Der derzeitige Koalitionspartner SPD forderte auch mehr und verpflichtende Investitionen im Bereich Digitalisierung, Verkehr und Kindergärten. Merkel erklärte, die finanziellen Mittel dafür seien durchaus da, schränkte aber ein: "Wir können das Geld, das wir haben, zurzeit nicht ausgeben. Wir müssen unbedingt die Planungsverfahren beschleunigen".

"Methode Merkel"

Angesprochen wurde auch die "Methode Merkel", also die Neigung der Kanzlerin, kontroversen Debatten diplomatisch aus dem Weg zu gehen. Worauf Merkel sagt: "Frau Merkel sagt, dass sie auf die Fragen, die ihr gestellt werden, auch antwortet." Im Speziellen ging es um das kontroverse Thema "Ehe für alle", bei dem Merkel in einer Fernsehdiskussion von einem grundsätzlichen Nein abwich und somit die Entscheidung für die CDU-Abgeordneten als "Gewissenseintscheidung" freigab. "Ich glaube, dass das ein Beitrag zur Befriedung einer Diskussion war", sagt Merkel.

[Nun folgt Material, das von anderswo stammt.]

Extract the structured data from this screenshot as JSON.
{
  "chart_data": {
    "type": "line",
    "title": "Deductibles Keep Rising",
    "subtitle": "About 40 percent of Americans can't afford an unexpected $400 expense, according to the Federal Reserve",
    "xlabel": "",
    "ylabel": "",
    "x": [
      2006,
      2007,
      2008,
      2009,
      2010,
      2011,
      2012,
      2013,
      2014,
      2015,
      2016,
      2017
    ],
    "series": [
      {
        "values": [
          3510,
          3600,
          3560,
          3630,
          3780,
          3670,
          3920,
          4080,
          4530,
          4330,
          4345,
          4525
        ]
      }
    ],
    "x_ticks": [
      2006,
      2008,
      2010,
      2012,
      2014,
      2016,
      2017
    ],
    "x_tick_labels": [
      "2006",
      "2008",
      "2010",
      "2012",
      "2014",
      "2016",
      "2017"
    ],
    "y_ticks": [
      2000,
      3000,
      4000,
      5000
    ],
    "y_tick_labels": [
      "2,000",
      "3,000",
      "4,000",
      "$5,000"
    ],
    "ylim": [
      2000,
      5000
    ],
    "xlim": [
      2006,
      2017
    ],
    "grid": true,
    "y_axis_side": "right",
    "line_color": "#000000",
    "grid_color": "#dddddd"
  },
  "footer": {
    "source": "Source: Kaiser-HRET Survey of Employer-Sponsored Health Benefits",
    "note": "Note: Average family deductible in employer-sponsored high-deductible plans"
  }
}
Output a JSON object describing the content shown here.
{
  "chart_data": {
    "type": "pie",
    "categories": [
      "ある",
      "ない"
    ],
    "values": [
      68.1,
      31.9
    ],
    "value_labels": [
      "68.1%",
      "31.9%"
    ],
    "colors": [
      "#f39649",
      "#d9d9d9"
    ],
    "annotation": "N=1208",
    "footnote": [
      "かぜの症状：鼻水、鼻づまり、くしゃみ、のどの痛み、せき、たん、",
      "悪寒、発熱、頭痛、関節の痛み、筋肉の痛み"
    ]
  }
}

Die Neue Zürcher Zeitung schrieb über Merkels Auftritt in der ARD: "Sie wirkte so souverän, als gäbe es die Zweifel und Anfeindungen seit der Flüchtlingskrise nicht, und musste mit ihrem Auftritt die SPD zur Weißglut gebracht haben."

Merkel geht als selbstbewusst in den Kampf um vier weitere Jahre Kanzlerschaft. Wobei ein Quäntchen Vorsicht doch mitschwingt: Man habe "nur bedingte Verfügungsgewalt über das eigene Leben", sagt die Kanzlerin.